‘DEVLET POLİTİKASI’ DENEREK ÇİN ZULMÜNE GÖZ YUMULUYOR!
Doğu Perinçek’in “10 bini silahlı, 20 bin aile Suriye’nin kuzeyinde IŞİD içerisinde Doğu Türkistan İslami Partisinin militanları var… PKK neyse Doğu Türkistan İslami Partisi aynı” sözlerini ve Çin ile Türkiye arasında 2017’de imzalanan “Suçluların İadesi Anlaşması”nı değerlendiren Alparslan Kuytul Hocaefendi şunları söyledi:
17-25 Aralık 2013 operasyonundan sonra, 2014’ün başından itibaren, Türk devleti Amerika ve Avrupa’yla arayı bozmaya, Rusya ve Çin’e yaklaşmaya karar verdi.
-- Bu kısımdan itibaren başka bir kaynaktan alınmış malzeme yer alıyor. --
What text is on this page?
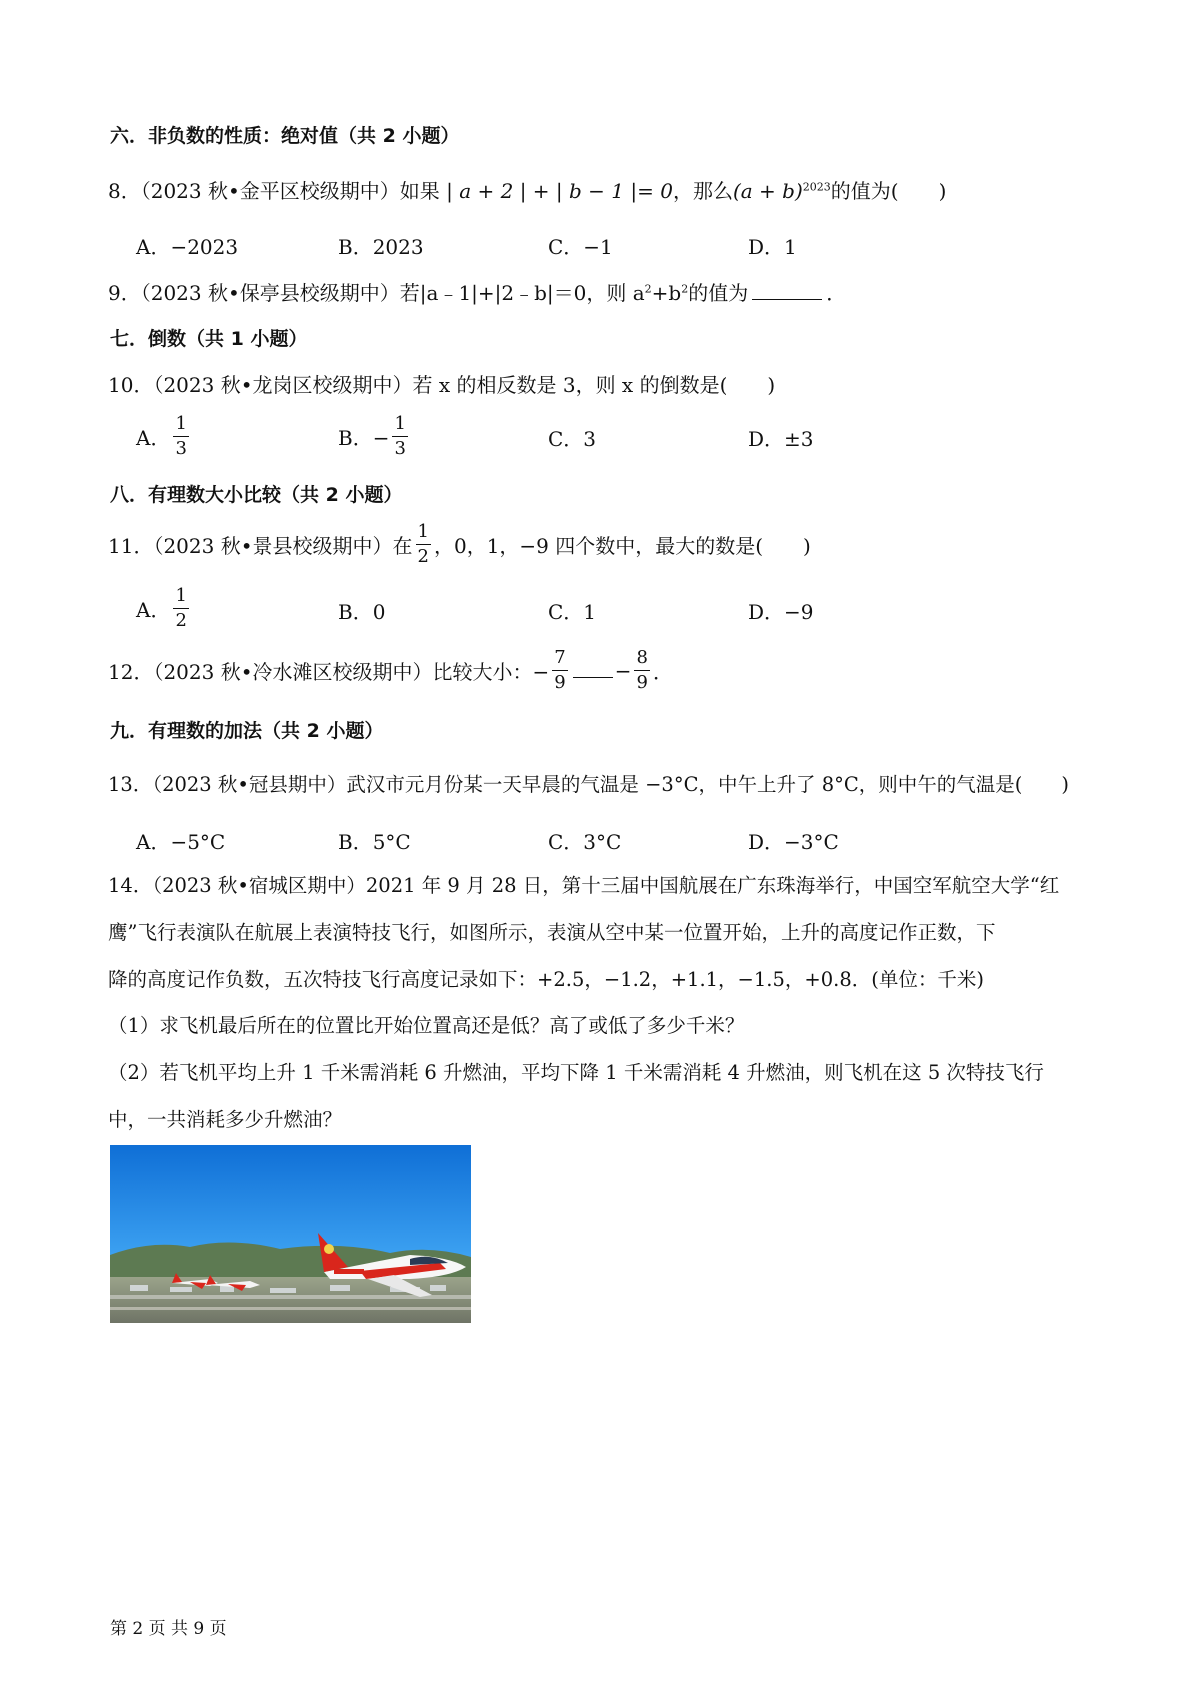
六．非负数的性质：绝对值（共 2 小题）
8．（2023 秋•金平区校级期中）如果 | a + 2 | + | b − 1 |= 0，那么$(a + b)^{2023}$的值为(　　)
A．−2023	B．2023	C．−1	D．1
9．（2023 秋•保亭县校级期中）若|a﹣1|+|2﹣b|＝0，则 $a^2+b^2$的值为	．
七．倒数（共 1 小题）
10．（2023 秋•龙岗区校级期中）若 x 的相反数是 3，则 x 的倒数是(　　)
A． $\frac{1}{3}$	B．− $\frac{1}{3}$	C．3	D．±3
八．有理数大小比较（共 2 小题）
11．（2023 秋•景县校级期中）在 $\frac{1}{2}$ ，0，1，−9 四个数中，最大的数是(　　)
A． $\frac{1}{2}$	B．0	C．1	D．−9
12．（2023 秋•冷水滩区校级期中）比较大小：− $\frac{7}{9} - \frac{8}{9}$ ．
九．有理数的加法（共 2 小题）
13．（2023 秋•冠县期中）武汉市元月份某一天早晨的气温是 −3°C，中午上升了 8°C，则中午的气温是(　　)
A．−5°C	B．5°C	C．3°C	D．−3°C
14．（2023 秋•宿城区期中）2021 年 9 月 28 日，第十三届中国航展在广东珠海举行，中国空军航空大学“红
鹰”飞行表演队在航展上表演特技飞行，如图所示，表演从空中某一位置开始，上升的高度记作正数，下
降的高度记作负数，五次特技飞行高度记录如下：+2.5，−1.2，+1.1，−1.5，+0.8．(单位：千米)
（1）求飞机最后所在的位置比开始位置高还是低？高了或低了多少千米？
（2）若飞机平均上升 1 千米需消耗 6 升燃油，平均下降 1 千米需消耗 4 升燃油，则飞机在这 5 次特技飞行
中，一共消耗多少升燃油？
第 2 页 共 9 页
Doğu Perinçek ve ekibini de bu planla hapishaneden çıkardılar. Bu plan yapıldığından beri, yani Türk devleti yönünü Rusya ve Çin’e çevirdiğinden beri Rusya’nın ve Çin’in, Müslümanlara yapmış olduğu zulümleri görmezden geliyorlar. Doğu Perinçek, Doğu Türkistan’daki zulmü örtbas etmek için onları da IŞİD’çi gibi damgalıyor. Doğu Türkistan’da milyonlarca Müslüman var. Hepsi IŞİD’çi mi? Bu nasıl bir konuşma? İnsan Çin’i desteleyecek diye bu kadar mı zulmü görmezden gelir? Bu kadar mı gerçekleri ters düz eder? Savunduğu nizamın, savunduğu ideolojinin pisliklerini örtbas etmek için böyle konuşuyor. Bu zulüm, 1917’den beri olan bir zulümdür. Bu 100 yıllık bir meseledir.1
Türkiye ile Çin arasında 13 Mayıs 2017 yılında “Suçluların İadesi Anlaşması” imzalandı. Daha sonra 12 Nisan 2019’da bu anlaşmayı Cumhurbaşkanı imzaladı ve yasanın çıkması ile ilgili TBMM’ye gönderdi. Bu anlaşma 2017’de imzalandı ama o günden beri de -4 seneye yaklaştı- hala bu anlaşma parlamentoda yasalaşmadı. Çin Devleti geçenlerde bunu yasalaştırdı. Yakın bir zaman önce Çin parlamentosundan geçti. Türkiye parlamentosuna geldi ama hala görüşülmedi. Benim kanaatimce buna imza atılmamalıydı. Doğu Perinçek’in tesiri ile bu anlaşma ne zaman imzalandı? 13 Mayıs 2017-15 Temmuz 2016’da. Türk devleti de Amerika’dan ve Avrupa’dan birtakım ihanetler görünce Rusya’ya ve Çin’e yaklaşmayı uygun bulduğu için -sadece Perinçek’in tesiri ile değil- devlet olarak da buna karar vermiş vaziyettedir. Peki, Rusya ile dost mu olduk? Hayır, Türk Devleti şu an bunun farkındadır. Öyle zannediyorum ki Amerika ve Avrupa’ya dönmeye çalışacaklar.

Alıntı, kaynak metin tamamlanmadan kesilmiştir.